Figure 6. Endothelial development is severely disrupted in Scl-depleted embryos. (A-C) Flat-mount embryos; anterior, left (A-B, 18 x magnification; C, 21 x magnification). (D-H) Whole-mount embryos; lateral view; close-up of trunk/tail region; anterior, left. (I-M) Wholemount embryos (45 x magnification); lateral view; close-up of trunk region; anterior, left. Numbers of embryos represented in gray. At 10 somites (14 hpf), flk1 and flt4 expression in the ALM and PLM was severely reduced in morphant embryos (A, B). At 15 somites (16.5 hpf), fli1 expression was significantly reduced in morphants (C), and the line of DA precursors forming at the midline was not as distinct as in wt (C, arrows). In 26-hpf morphants, fli1 and tie1 expression was severely reduced in the trunk region and lost in ISVs (D, E, arrows). Flk1 expression in the DA was lost, with remaining expression ventrally and laterally (F). At 26 hpf, expression of flt4 and tie2, mainly restricted to the PCV, was not significantly down-regulated in morphant embryos (G, H). (I-M) DA-but not PCV-specific gene expression was lost in Scl-depleted embryos. Expression of artery-specific genes hrT (I), deltaC (J), notch5 (K), and ephrinB2a (L) was entirely lost in morphants. EphB4 expression in the PCV, however, was not depleted (M).

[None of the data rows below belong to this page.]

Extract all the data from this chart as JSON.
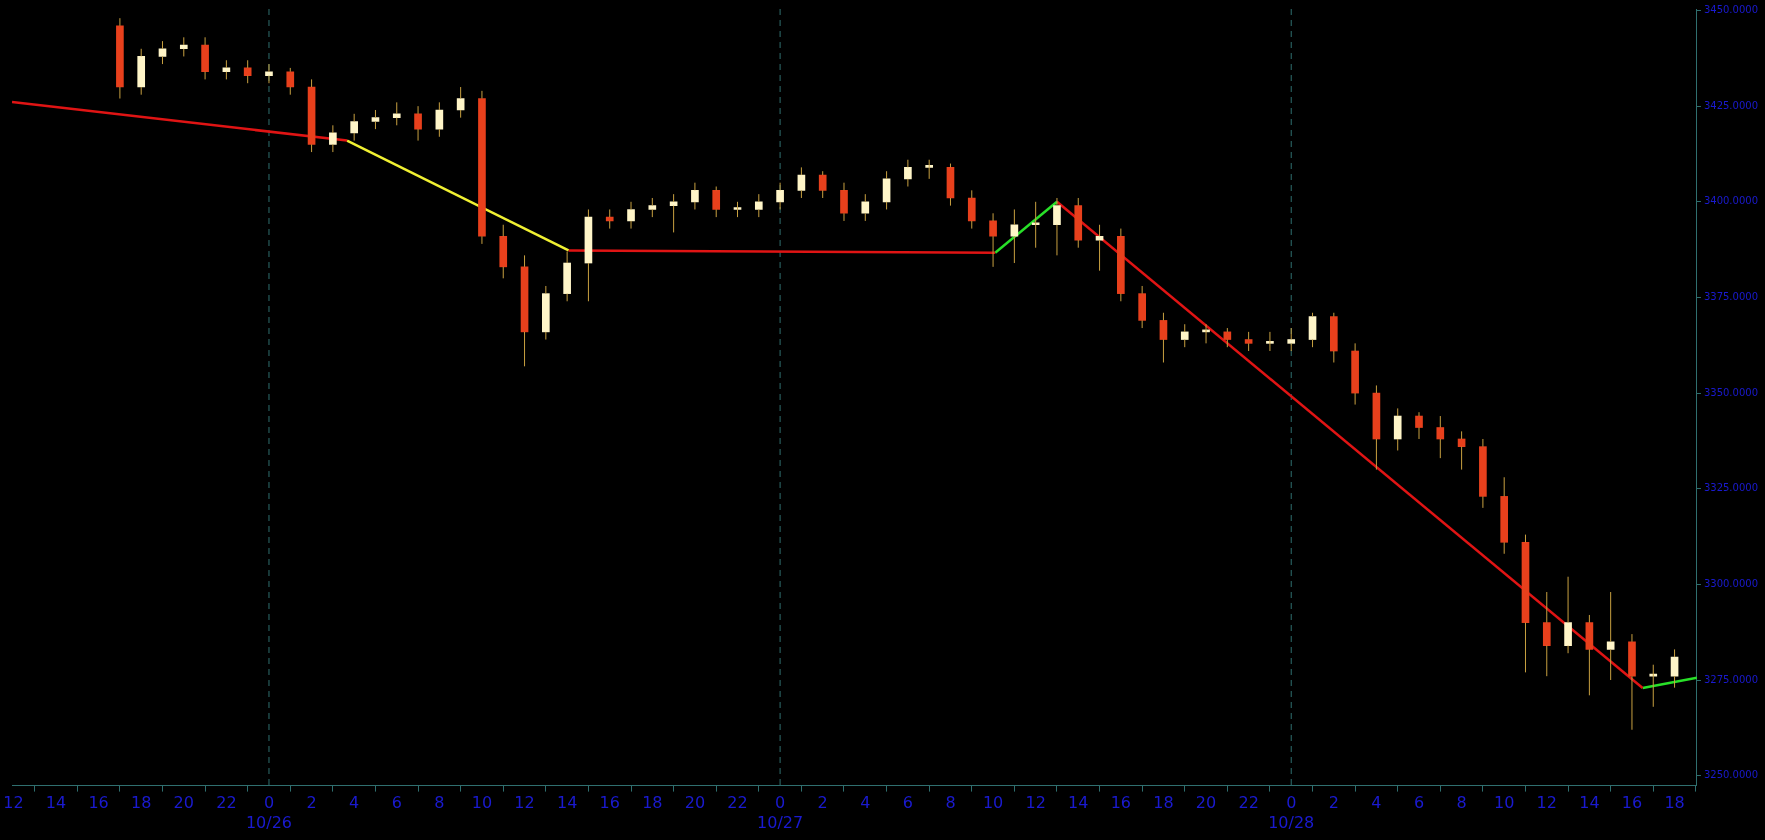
{
  "chart_data": {
    "type": "candlestick",
    "x": [
      "--10-25T17:00",
      "--10-25T18:00",
      "--10-25T19:00",
      "--10-25T20:00",
      "--10-25T21:00",
      "--10-25T22:00",
      "--10-25T23:00",
      "--10-26T00:00",
      "--10-26T01:00",
      "--10-26T02:00",
      "--10-26T03:00",
      "--10-26T04:00",
      "--10-26T05:00",
      "--10-26T06:00",
      "--10-26T07:00",
      "--10-26T08:00",
      "--10-26T09:00",
      "--10-26T10:00",
      "--10-26T11:00",
      "--10-26T12:00",
      "--10-26T13:00",
      "--10-26T14:00",
      "--10-26T15:00",
      "--10-26T16:00",
      "--10-26T17:00",
      "--10-26T18:00",
      "--10-26T19:00",
      "--10-26T20:00",
      "--10-26T21:00",
      "--10-26T22:00",
      "--10-26T23:00",
      "--10-27T00:00",
      "--10-27T01:00",
      "--10-27T02:00",
      "--10-27T03:00",
      "--10-27T04:00",
      "--10-27T05:00",
      "--10-27T06:00",
      "--10-27T07:00",
      "--10-27T08:00",
      "--10-27T09:00",
      "--10-27T10:00",
      "--10-27T11:00",
      "--10-27T12:00",
      "--10-27T13:00",
      "--10-27T14:00",
      "--10-27T15:00",
      "--10-27T16:00",
      "--10-27T17:00",
      "--10-27T18:00",
      "--10-27T19:00",
      "--10-27T20:00",
      "--10-27T21:00",
      "--10-27T22:00",
      "--10-27T23:00",
      "--10-28T00:00",
      "--10-28T01:00",
      "--10-28T02:00",
      "--10-28T03:00",
      "--10-28T04:00",
      "--10-28T05:00",
      "--10-28T06:00",
      "--10-28T07:00",
      "--10-28T08:00",
      "--10-28T09:00",
      "--10-28T10:00",
      "--10-28T11:00",
      "--10-28T12:00",
      "--10-28T13:00",
      "--10-28T14:00",
      "--10-28T15:00",
      "--10-28T16:00",
      "--10-28T17:00",
      "--10-28T18:00"
    ],
    "ohlc": [
      [
        3446,
        3448,
        3427,
        3430
      ],
      [
        3430,
        3440,
        3428,
        3438
      ],
      [
        3438,
        3442,
        3436,
        3440
      ],
      [
        3440,
        3443,
        3438,
        3441
      ],
      [
        3441,
        3443,
        3432,
        3434
      ],
      [
        3434,
        3437,
        3432,
        3435
      ],
      [
        3435,
        3437,
        3431,
        3433
      ],
      [
        3433,
        3436,
        3431,
        3434
      ],
      [
        3434,
        3435,
        3428,
        3430
      ],
      [
        3430,
        3432,
        3413,
        3415
      ],
      [
        3415,
        3420,
        3413,
        3418
      ],
      [
        3418,
        3423,
        3416,
        3421
      ],
      [
        3421,
        3424,
        3419,
        3422
      ],
      [
        3422,
        3426,
        3420,
        3423
      ],
      [
        3423,
        3425,
        3416,
        3419
      ],
      [
        3419,
        3426,
        3417,
        3424
      ],
      [
        3424,
        3430,
        3422,
        3427
      ],
      [
        3427,
        3429,
        3389,
        3391
      ],
      [
        3391,
        3394,
        3380,
        3383
      ],
      [
        3383,
        3386,
        3357,
        3366
      ],
      [
        3366,
        3378,
        3364,
        3376
      ],
      [
        3376,
        3387,
        3374,
        3384
      ],
      [
        3384,
        3398,
        3374,
        3396
      ],
      [
        3396,
        3398,
        3393,
        3395
      ],
      [
        3395,
        3400,
        3393,
        3398
      ],
      [
        3398,
        3401,
        3396,
        3399
      ],
      [
        3399,
        3402,
        3392,
        3400
      ],
      [
        3400,
        3405,
        3398,
        3403
      ],
      [
        3403,
        3404,
        3396,
        3398
      ],
      [
        3398,
        3400,
        3396,
        3398
      ],
      [
        3398,
        3402,
        3396,
        3400
      ],
      [
        3400,
        3405,
        3398,
        3403
      ],
      [
        3403,
        3409,
        3401,
        3407
      ],
      [
        3407,
        3408,
        3401,
        3403
      ],
      [
        3403,
        3405,
        3395,
        3397
      ],
      [
        3397,
        3402,
        3395,
        3400
      ],
      [
        3400,
        3408,
        3398,
        3406
      ],
      [
        3406,
        3411,
        3404,
        3409
      ],
      [
        3409,
        3411,
        3406,
        3409
      ],
      [
        3409,
        3410,
        3399,
        3401
      ],
      [
        3401,
        3403,
        3393,
        3395
      ],
      [
        3395,
        3397,
        3383,
        3391
      ],
      [
        3391,
        3398,
        3384,
        3394
      ],
      [
        3394,
        3400,
        3388,
        3394
      ],
      [
        3394,
        3401,
        3386,
        3399
      ],
      [
        3399,
        3401,
        3388,
        3390
      ],
      [
        3390,
        3394,
        3382,
        3391
      ],
      [
        3391,
        3393,
        3374,
        3376
      ],
      [
        3376,
        3378,
        3367,
        3369
      ],
      [
        3369,
        3371,
        3358,
        3364
      ],
      [
        3364,
        3368,
        3362,
        3366
      ],
      [
        3366,
        3368,
        3363,
        3366
      ],
      [
        3366,
        3367,
        3362,
        3364
      ],
      [
        3364,
        3366,
        3361,
        3363
      ],
      [
        3363,
        3366,
        3361,
        3363
      ],
      [
        3363,
        3367,
        3361,
        3364
      ],
      [
        3364,
        3371,
        3362,
        3370
      ],
      [
        3370,
        3371,
        3358,
        3361
      ],
      [
        3361,
        3363,
        3347,
        3350
      ],
      [
        3350,
        3352,
        3330,
        3338
      ],
      [
        3338,
        3346,
        3335,
        3344
      ],
      [
        3344,
        3345,
        3338,
        3341
      ],
      [
        3341,
        3344,
        3333,
        3338
      ],
      [
        3338,
        3340,
        3330,
        3336
      ],
      [
        3336,
        3338,
        3320,
        3323
      ],
      [
        3323,
        3328,
        3308,
        3311
      ],
      [
        3311,
        3313,
        3277,
        3290
      ],
      [
        3290,
        3298,
        3276,
        3284
      ],
      [
        3284,
        3302,
        3282,
        3290
      ],
      [
        3290,
        3292,
        3271,
        3283
      ],
      [
        3283,
        3298,
        3275,
        3285
      ],
      [
        3285,
        3287,
        3262,
        3276
      ],
      [
        3276,
        3279,
        3268,
        3276
      ],
      [
        3276,
        3283,
        3273,
        3281
      ]
    ],
    "colors": [
      "#e8401c",
      "#fff5c8",
      "#fff5c8",
      "#fff5c8",
      "#e8401c",
      "#fff5c8",
      "#e8401c",
      "#fff5c8",
      "#e8401c",
      "#e8401c",
      "#fff5c8",
      "#fff5c8",
      "#fff5c8",
      "#fff5c8",
      "#e8401c",
      "#fff5c8",
      "#fff5c8",
      "#e8401c",
      "#e8401c",
      "#e8401c",
      "#fff5c8",
      "#fff5c8",
      "#fff5c8",
      "#e8401c",
      "#fff5c8",
      "#fff5c8",
      "#fff5c8",
      "#fff5c8",
      "#e8401c",
      "#fff5c8",
      "#fff5c8",
      "#fff5c8",
      "#fff5c8",
      "#e8401c",
      "#e8401c",
      "#fff5c8",
      "#fff5c8",
      "#fff5c8",
      "#fff5c8",
      "#e8401c",
      "#e8401c",
      "#e8401c",
      "#fff5c8",
      "#fff5c8",
      "#fff5c8",
      "#e8401c",
      "#fff5c8",
      "#e8401c",
      "#e8401c",
      "#e8401c",
      "#fff5c8",
      "#fff5c8",
      "#e8401c",
      "#e8401c",
      "#fff5c8",
      "#fff5c8",
      "#fff5c8",
      "#e8401c",
      "#e8401c",
      "#e8401c",
      "#fff5c8",
      "#e8401c",
      "#e8401c",
      "#e8401c",
      "#e8401c",
      "#e8401c",
      "#e8401c",
      "#e8401c",
      "#fff5c8",
      "#e8401c",
      "#fff5c8",
      "#e8401c",
      "#fff5c8",
      "#fff5c8"
    ],
    "series": [
      {
        "type": "line",
        "color": "#e01414",
        "x": [
          "--10-25T11:56",
          "--10-26T03:40"
        ],
        "values": [
          3426.1,
          3416.0
        ]
      },
      {
        "type": "line",
        "color": "#f0f032",
        "x": [
          "--10-26T03:40",
          "--10-26T14:04"
        ],
        "values": [
          3416.0,
          3387.3
        ]
      },
      {
        "type": "line",
        "color": "#e01414",
        "x": [
          "--10-26T14:04",
          "--10-27T10:06"
        ],
        "values": [
          3387.3,
          3386.7
        ]
      },
      {
        "type": "line",
        "color": "#28e028",
        "x": [
          "--10-27T10:06",
          "--10-27T13:00"
        ],
        "values": [
          3386.7,
          3400.0
        ]
      },
      {
        "type": "line",
        "color": "#e01414",
        "x": [
          "--10-27T13:00",
          "--10-28T16:30"
        ],
        "values": [
          3400.0,
          3272.9
        ]
      },
      {
        "type": "line",
        "color": "#28e028",
        "x": [
          "--10-28T16:30",
          "--10-28T19:03"
        ],
        "values": [
          3272.9,
          3275.6
        ]
      }
    ],
    "xlim": [
      "--10-25T11:56",
      "--10-28T19:03"
    ],
    "xticks": [
      {
        "value": "--10-25T12:00",
        "label": "12"
      },
      {
        "value": "--10-25T14:00",
        "label": "14"
      },
      {
        "value": "--10-25T16:00",
        "label": "16"
      },
      {
        "value": "--10-25T18:00",
        "label": "18"
      },
      {
        "value": "--10-25T20:00",
        "label": "20"
      },
      {
        "value": "--10-25T22:00",
        "label": "22"
      },
      {
        "value": "--10-26T00:00",
        "label": "0\n10/26"
      },
      {
        "value": "--10-26T02:00",
        "label": "2"
      },
      {
        "value": "--10-26T04:00",
        "label": "4"
      },
      {
        "value": "--10-26T06:00",
        "label": "6"
      },
      {
        "value": "--10-26T08:00",
        "label": "8"
      },
      {
        "value": "--10-26T10:00",
        "label": "10"
      },
      {
        "value": "--10-26T12:00",
        "label": "12"
      },
      {
        "value": "--10-26T14:00",
        "label": "14"
      },
      {
        "value": "--10-26T16:00",
        "label": "16"
      },
      {
        "value": "--10-26T18:00",
        "label": "18"
      },
      {
        "value": "--10-26T20:00",
        "label": "20"
      },
      {
        "value": "--10-26T22:00",
        "label": "22"
      },
      {
        "value": "--10-27T00:00",
        "label": "0\n10/27"
      },
      {
        "value": "--10-27T02:00",
        "label": "2"
      },
      {
        "value": "--10-27T04:00",
        "label": "4"
      },
      {
        "value": "--10-27T06:00",
        "label": "6"
      },
      {
        "value": "--10-27T08:00",
        "label": "8"
      },
      {
        "value": "--10-27T10:00",
        "label": "10"
      },
      {
        "value": "--10-27T12:00",
        "label": "12"
      },
      {
        "value": "--10-27T14:00",
        "label": "14"
      },
      {
        "value": "--10-27T16:00",
        "label": "16"
      },
      {
        "value": "--10-27T18:00",
        "label": "18"
      },
      {
        "value": "--10-27T20:00",
        "label": "20"
      },
      {
        "value": "--10-27T22:00",
        "label": "22"
      },
      {
        "value": "--10-28T00:00",
        "label": "0\n10/28"
      },
      {
        "value": "--10-28T02:00",
        "label": "2"
      },
      {
        "value": "--10-28T04:00",
        "label": "4"
      },
      {
        "value": "--10-28T06:00",
        "label": "6"
      },
      {
        "value": "--10-28T08:00",
        "label": "8"
      },
      {
        "value": "--10-28T10:00",
        "label": "10"
      },
      {
        "value": "--10-28T12:00",
        "label": "12"
      },
      {
        "value": "--10-28T14:00",
        "label": "14"
      },
      {
        "value": "--10-28T16:00",
        "label": "16"
      },
      {
        "value": "--10-28T18:00",
        "label": "18"
      }
    ],
    "ylim": [
      3247.4,
      3450.4
    ],
    "yticks": [
      {
        "value": 3250,
        "label": "3250.0000"
      },
      {
        "value": 3275,
        "label": "3275.0000"
      },
      {
        "value": 3300,
        "label": "3300.0000"
      },
      {
        "value": 3325,
        "label": "3325.0000"
      },
      {
        "value": 3350,
        "label": "3350.0000"
      },
      {
        "value": 3375,
        "label": "3375.0000"
      },
      {
        "value": 3400,
        "label": "3400.0000"
      },
      {
        "value": 3425,
        "label": "3425.0000"
      },
      {
        "value": 3450,
        "label": "3450.0000"
      }
    ],
    "ref_lines": [
      {
        "axis": "x",
        "value": "--10-26T00:00",
        "color": "#2f6f6f",
        "line_style": "dashed"
      },
      {
        "axis": "x",
        "value": "--10-27T00:00",
        "color": "#2f6f6f",
        "line_style": "dashed"
      },
      {
        "axis": "x",
        "value": "--10-28T00:00",
        "color": "#2f6f6f",
        "line_style": "dashed"
      }
    ],
    "grid": false,
    "legend": false
  }
}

Figure 7. Genetic regulatory networks controlling early PLM and ALM development. Direct relationships, illustrated by continuous lines, are defined by 3 criteria: (1) target gene expression is affected by perturbation of activator; (2) target gene and activator are coexpressed; (3) target gene promoter/enhancer sequences contain binding sites for activators, or length of time between perturbation of activator and effect on target gene is probably insufficient to allow for synthesis of intermediates. Where criteria 1 and 2 are met but 3 is unknown, the relationship is described as indirect and depicted by a dashed line. Lmo2 does not bind DNA, but is known to be an obligate member of a multiprotein complex containing Scl (represented here by the "and" function).15,37 PLM (Erythroid): A gata1 enhancer contains binding sites for the multiprotein complex containing Scl and Lmo2.49 Our data show that initiation of gata1 expression is Scl-dependent. Initially, runx1 expression is dependent on Scl, whereas hhex and dra are Scl-independent. After 7 somites (12.5 hpf), hhex and dra become dependent on Scl, whereas runx1 expression gradually becomes Scl-independent. ALM (Myeloid): Pu.1 expression is initially dependent on Scl, whereas hhex and dra are independent. After 7 somites (12.5 hpf), hhex and dra become Scl-dependent. Unknown activators of Scl-independent genes are depicted as genes X, Y, and Z. It is possible that X and Y represent the same gene due to similarities in timing of involvement.